私の研修では依頼先の会社の問題を取り上げて、全員で原因究明と対策を行わせる実践形式で行います。管理者のミスや怠慢などは徹底的に追及しますし、全員の前で立たせて怒鳴りつけることもあります。そのため研修終了後の評価は「もう出たくない」と

言われることがほとんどです。しかし、この評価こそが「研修内容が素晴らしかった」との証なのです。人は知識の吸収だけでは全く変わりません。知識を現場で実践することにより成長するのです。学んだ知識を実践させるためには、厳しく指導する必要があるのです。

 

2.効果が現場に現れる研修

私は現場が変わらない研修は意味が無いと思っています。一般的な研修では知識を学んで終わりとなりますから、実践するかは当人次第となります。実践しない場合は研修を依頼した日本人駐在員が「学んだことを実践しなさい!」とフォローすることになってしまいます。会社は学校ではありませんから、研修の目的は「管理者の能力向上により利益を高める」にあるはずです。

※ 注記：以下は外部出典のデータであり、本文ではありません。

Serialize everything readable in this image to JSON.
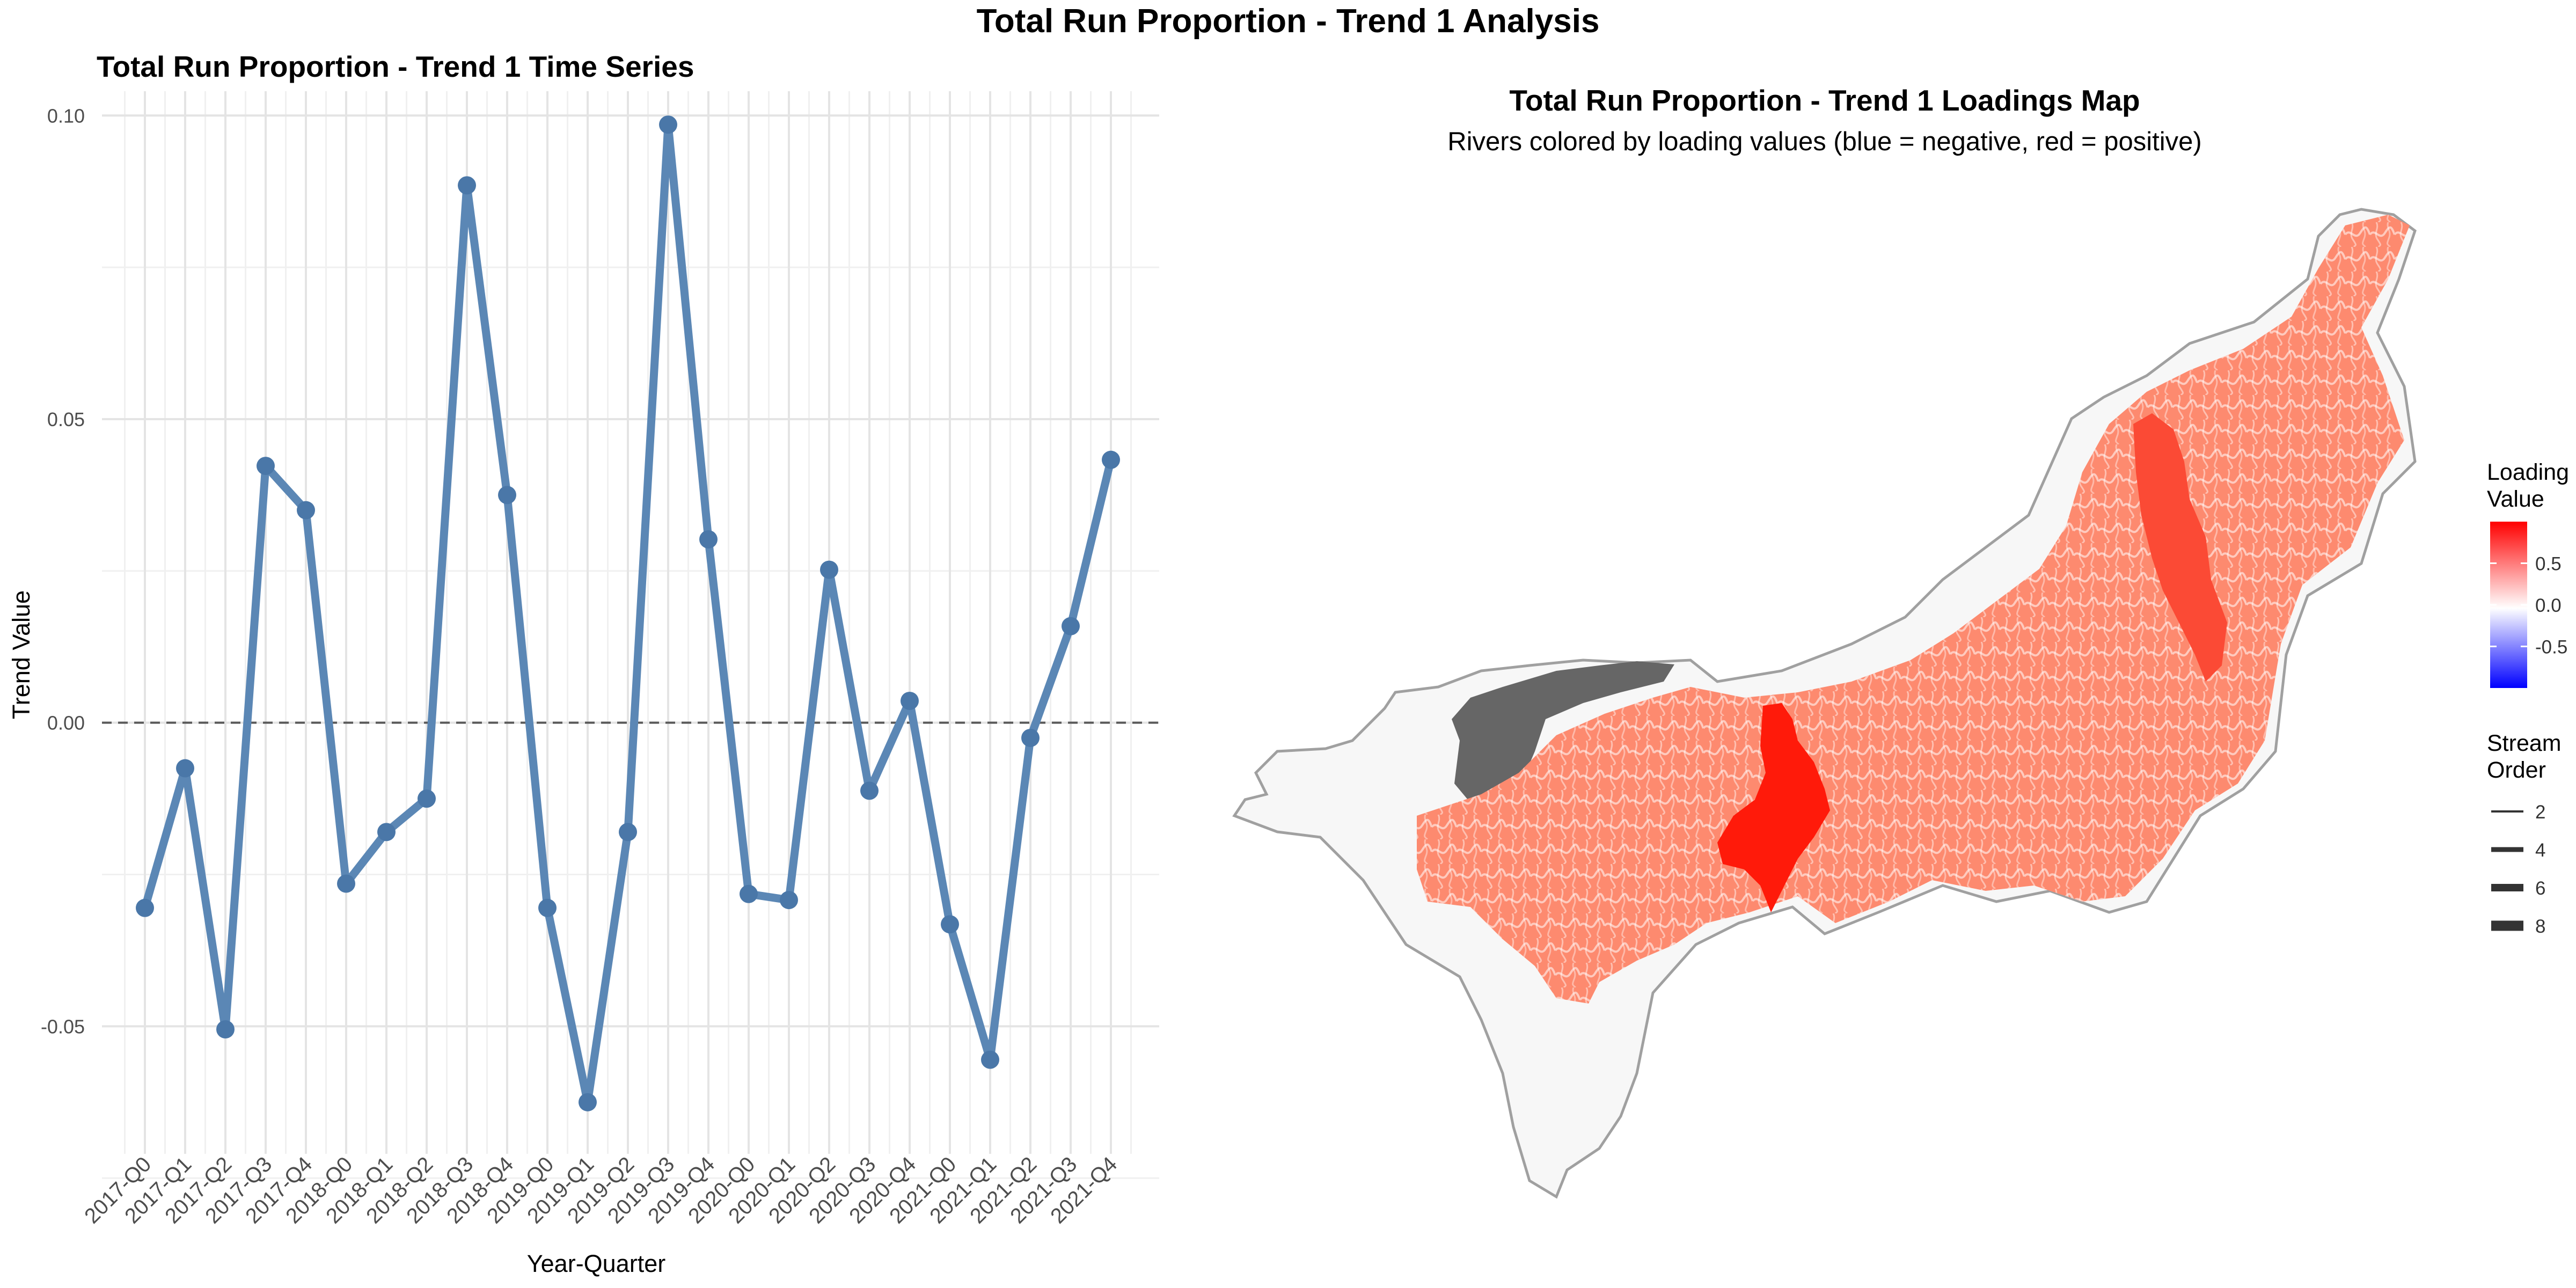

工場で利益を出しているところは現場ですから、管理者が研修を学んだ内容を現場で実践して、現場が変わらないと意味が無いと思うのです。私の研修は全て定期研修ですから、研修内容で学んだことや決めたとこを実践しているか翌月、現場で確認します。もし実践していなければ、全員の前で「私の怠慢でした」と言わせるまで追求しますから、必ず実践するようになり、現場が目で見て次々に変わって行くのです。私の研修は厳しいので最初は学んだことを管理者は嫌々実践するのですが、実践すると「なるほど、こうだったのか!」と気が付いて、学んだことが身に付き管理能力が向上して行くのです。

 

3:私が定期研修に切り替えた理由とは

私も以前は一般的な研修を行なっている時期がありました。決められたプログラムを時間通りに説明して、基本的な管理知識を習得させていました。研修終了後のアンケートも良い評価を貰っていましたが「学んだことを本当に現場で活かしてくれるのだろうか」とのジレンマが常にあったのです。もちろん、管理者は知識があった方が、無いよりは良いに決まっていますから、知識を吸収する研修は大事だとは思います。研修だけではなく、教育ビデオや本なども役立ちます。ただ私は「研修で教えた内容を現場で実践するまで責任を持つべきだ」と考えて、一般的な研修は辞めて相手企業に行く定期研修に切り替えたのです。タイでは最低賃金も上昇して、コスト吸収のためにさらなる生産性向上が必要となっています。管理者に知識を身に付けさせて、現場で実践させるためにも研修は慎重に選んで行う必要があります。